Richard Dawkins nailed it in The God Delusion when he said that it is expected for animals, of any species, to base their behavior upon unconscious responsiveness to kind and generous traits in their fellows. Beyond reputation, altruism helps establish "an advertisement of dominance or superiority." As we evolve, our currently perceived morality will digress, but our ability to thrive as a virulent hierarchy will progress as our exploitation of our peers falls closer in line with the beat of natural selection. Many question how this could be, since such behavior would cause a certain deprecation of our own species. But their problem is in how they phrased the question. Natural selection is not a mechanism for species to survive and evolve, but rather it is one for genes. As Richard Dawkins expresses it in The Selfish Gene, bodies are merely "survival machines" for genes to do their work.
There Will Be Blood
is a masterpiece because it skillfully glorifies evolution by embracing competition (therefore greed) as the singular virtue (in being our constitution of living), if any exist, and forces it upon unsuspecting adult-children with a sardonic smile. It is beautiful in its depiction and profound in its exploration of the absolute core of human nature. It is relentless and wrathful, yet is forgiving enough to give humankind the opportunity to understand itself. There Will Be Blood is an affronting, foreshadowing title of the inevitability of lives lost and, in fact, gives hope by giving substance to the nihilism of the physical world by laying out a blueprint for mankind to characteristically maximize their benefit in the inescapable and ubiquitous process of evolution.

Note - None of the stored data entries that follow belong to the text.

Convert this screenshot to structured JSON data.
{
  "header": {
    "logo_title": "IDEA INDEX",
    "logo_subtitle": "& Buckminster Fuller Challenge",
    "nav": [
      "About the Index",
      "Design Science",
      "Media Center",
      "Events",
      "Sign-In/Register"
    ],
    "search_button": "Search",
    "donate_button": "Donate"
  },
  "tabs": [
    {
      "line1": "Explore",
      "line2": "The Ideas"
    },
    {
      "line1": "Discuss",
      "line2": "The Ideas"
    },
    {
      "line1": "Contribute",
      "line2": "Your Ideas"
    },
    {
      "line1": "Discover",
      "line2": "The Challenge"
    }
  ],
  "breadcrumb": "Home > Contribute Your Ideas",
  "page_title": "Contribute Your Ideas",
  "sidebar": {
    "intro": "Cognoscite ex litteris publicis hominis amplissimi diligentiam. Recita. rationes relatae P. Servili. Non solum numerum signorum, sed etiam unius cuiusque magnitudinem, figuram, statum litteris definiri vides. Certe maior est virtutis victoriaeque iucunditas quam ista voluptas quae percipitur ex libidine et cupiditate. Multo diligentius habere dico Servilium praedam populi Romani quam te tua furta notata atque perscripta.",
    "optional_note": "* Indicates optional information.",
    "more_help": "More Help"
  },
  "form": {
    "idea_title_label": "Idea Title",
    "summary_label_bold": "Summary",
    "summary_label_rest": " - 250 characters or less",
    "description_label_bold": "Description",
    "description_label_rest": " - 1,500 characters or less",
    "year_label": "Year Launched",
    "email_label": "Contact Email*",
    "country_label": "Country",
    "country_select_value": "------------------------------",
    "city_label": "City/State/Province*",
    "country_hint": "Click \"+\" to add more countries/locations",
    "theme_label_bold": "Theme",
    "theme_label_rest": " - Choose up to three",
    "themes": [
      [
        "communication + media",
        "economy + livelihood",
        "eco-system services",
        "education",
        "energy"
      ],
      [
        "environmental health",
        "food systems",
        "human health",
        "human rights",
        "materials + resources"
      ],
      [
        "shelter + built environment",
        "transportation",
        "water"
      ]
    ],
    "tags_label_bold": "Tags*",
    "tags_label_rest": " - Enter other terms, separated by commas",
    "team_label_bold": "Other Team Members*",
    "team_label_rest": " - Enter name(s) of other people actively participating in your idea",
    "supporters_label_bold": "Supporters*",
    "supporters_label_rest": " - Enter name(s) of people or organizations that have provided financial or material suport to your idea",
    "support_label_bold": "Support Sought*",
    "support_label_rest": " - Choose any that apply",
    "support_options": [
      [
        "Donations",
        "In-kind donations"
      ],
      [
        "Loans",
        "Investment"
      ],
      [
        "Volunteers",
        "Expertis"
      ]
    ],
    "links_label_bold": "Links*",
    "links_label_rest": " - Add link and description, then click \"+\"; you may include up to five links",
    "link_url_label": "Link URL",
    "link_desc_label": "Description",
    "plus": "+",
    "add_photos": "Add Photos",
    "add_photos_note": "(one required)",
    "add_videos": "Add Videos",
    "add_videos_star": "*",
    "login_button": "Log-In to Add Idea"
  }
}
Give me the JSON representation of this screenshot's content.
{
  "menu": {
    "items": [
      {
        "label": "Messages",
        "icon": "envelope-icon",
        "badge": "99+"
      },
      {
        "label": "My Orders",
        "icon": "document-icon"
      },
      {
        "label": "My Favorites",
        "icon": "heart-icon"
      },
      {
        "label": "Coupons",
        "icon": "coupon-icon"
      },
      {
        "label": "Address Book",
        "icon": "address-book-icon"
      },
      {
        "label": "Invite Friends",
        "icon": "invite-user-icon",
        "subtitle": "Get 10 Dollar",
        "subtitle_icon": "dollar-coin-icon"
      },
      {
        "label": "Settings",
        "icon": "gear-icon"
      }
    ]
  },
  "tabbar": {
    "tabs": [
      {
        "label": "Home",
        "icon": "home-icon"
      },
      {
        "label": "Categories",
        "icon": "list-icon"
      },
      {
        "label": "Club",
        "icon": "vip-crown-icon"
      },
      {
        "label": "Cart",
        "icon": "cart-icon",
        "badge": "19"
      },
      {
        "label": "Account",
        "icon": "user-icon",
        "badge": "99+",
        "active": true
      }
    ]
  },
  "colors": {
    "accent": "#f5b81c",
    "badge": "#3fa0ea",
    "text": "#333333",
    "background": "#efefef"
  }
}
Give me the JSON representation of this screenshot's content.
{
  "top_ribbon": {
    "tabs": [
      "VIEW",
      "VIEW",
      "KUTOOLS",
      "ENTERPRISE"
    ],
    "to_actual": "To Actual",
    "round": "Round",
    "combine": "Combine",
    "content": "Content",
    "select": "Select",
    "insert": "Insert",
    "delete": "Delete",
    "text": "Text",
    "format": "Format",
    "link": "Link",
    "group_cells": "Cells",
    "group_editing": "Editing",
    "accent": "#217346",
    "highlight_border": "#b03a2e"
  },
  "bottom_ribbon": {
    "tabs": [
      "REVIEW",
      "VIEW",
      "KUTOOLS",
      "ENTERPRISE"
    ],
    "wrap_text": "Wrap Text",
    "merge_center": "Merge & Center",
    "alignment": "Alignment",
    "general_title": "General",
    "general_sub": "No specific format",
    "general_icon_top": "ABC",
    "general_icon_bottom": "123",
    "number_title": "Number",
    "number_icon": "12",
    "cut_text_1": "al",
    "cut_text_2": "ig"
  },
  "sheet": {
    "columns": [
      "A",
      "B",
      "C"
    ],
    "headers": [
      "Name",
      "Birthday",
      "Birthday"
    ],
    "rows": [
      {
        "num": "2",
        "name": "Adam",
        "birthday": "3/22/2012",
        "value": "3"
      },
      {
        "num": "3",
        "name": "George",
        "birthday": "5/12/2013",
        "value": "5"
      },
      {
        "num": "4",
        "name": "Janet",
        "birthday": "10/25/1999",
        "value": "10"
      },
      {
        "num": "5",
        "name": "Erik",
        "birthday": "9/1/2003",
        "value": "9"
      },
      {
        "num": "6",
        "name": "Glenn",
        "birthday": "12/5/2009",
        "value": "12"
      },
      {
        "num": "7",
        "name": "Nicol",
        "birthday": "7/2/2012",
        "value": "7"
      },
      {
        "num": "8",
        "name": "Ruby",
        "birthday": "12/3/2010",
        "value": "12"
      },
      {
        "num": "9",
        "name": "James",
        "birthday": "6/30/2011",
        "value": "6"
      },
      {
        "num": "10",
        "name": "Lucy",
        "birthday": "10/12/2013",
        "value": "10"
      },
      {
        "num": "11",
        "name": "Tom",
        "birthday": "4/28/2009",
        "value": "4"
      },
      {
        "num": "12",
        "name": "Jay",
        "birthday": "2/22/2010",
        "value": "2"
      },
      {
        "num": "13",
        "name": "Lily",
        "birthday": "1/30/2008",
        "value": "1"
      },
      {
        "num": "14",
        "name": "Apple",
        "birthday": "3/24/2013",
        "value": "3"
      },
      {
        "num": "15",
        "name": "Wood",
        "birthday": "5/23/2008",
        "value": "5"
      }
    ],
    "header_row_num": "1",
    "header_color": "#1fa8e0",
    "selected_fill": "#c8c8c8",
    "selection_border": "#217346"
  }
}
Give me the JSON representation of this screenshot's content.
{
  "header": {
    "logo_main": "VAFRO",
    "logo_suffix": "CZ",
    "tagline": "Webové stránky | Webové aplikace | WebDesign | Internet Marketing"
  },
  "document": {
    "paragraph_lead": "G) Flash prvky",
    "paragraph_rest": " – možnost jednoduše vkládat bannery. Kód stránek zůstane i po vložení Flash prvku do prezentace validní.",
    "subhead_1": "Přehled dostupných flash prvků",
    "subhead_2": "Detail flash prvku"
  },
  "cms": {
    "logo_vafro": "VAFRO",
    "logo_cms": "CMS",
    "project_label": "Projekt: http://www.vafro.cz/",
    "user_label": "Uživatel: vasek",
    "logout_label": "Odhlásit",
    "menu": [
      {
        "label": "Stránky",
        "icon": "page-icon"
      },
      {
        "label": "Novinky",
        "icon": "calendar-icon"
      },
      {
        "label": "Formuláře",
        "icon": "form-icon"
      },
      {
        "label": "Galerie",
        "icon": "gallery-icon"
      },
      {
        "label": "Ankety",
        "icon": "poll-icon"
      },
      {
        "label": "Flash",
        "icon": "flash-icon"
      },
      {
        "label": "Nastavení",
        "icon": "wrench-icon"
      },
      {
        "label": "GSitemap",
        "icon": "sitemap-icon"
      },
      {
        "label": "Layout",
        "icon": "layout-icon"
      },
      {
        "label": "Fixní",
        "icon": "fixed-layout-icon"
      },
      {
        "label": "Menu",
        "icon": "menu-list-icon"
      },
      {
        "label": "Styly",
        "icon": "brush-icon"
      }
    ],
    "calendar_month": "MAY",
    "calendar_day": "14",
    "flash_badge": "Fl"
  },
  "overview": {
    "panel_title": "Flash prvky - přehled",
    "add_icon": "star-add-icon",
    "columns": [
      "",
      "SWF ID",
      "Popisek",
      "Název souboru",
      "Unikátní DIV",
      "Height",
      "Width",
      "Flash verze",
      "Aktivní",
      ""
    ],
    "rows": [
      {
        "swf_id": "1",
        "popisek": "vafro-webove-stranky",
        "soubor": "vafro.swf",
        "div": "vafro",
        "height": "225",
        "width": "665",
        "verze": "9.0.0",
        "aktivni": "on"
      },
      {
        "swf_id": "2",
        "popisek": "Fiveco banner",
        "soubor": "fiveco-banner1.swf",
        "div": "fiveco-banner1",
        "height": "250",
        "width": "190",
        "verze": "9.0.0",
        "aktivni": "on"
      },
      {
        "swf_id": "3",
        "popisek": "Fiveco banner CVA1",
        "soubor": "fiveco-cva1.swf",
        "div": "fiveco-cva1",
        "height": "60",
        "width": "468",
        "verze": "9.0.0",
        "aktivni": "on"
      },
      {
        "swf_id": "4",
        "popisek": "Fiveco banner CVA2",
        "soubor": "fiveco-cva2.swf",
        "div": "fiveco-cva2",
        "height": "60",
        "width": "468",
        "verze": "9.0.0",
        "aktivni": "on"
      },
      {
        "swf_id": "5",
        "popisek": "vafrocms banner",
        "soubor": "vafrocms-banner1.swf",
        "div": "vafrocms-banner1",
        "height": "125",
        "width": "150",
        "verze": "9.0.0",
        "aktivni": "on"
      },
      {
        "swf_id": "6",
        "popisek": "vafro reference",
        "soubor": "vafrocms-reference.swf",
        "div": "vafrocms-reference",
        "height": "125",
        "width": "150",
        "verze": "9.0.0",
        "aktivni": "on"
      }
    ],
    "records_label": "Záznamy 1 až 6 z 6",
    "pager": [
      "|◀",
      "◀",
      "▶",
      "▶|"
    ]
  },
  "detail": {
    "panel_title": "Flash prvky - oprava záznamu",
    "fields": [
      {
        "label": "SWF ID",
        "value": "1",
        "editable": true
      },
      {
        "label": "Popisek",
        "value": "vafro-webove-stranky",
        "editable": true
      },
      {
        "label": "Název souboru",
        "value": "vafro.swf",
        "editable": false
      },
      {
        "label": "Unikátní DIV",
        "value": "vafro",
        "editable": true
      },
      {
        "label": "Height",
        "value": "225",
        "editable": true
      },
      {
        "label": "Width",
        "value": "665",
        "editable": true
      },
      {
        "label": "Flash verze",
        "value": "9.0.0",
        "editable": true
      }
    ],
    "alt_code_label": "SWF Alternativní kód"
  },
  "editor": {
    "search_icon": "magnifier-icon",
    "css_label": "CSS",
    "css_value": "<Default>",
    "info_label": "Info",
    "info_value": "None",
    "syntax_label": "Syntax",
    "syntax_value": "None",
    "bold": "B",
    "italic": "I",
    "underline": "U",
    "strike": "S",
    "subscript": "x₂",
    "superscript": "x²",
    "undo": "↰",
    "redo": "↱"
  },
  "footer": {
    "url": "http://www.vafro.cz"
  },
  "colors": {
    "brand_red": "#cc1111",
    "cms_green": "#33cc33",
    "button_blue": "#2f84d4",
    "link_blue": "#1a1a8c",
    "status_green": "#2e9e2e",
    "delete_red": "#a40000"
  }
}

Lastly, another great existentialist film this award season worth seeing, for those who savor depressing themes and dark tones, is No Country For Old Men (from the book by Cormac McCarthy). The title of the film is self-describing, as the plot elaborates by debunking human delusions in violent and psychologically sadistic sequences. The title and the direction of the movie characterizes the vital evolutionary component of death as a means of avoiding individual wasteful consumption after completion of evolutionary purpose. It's a real treat!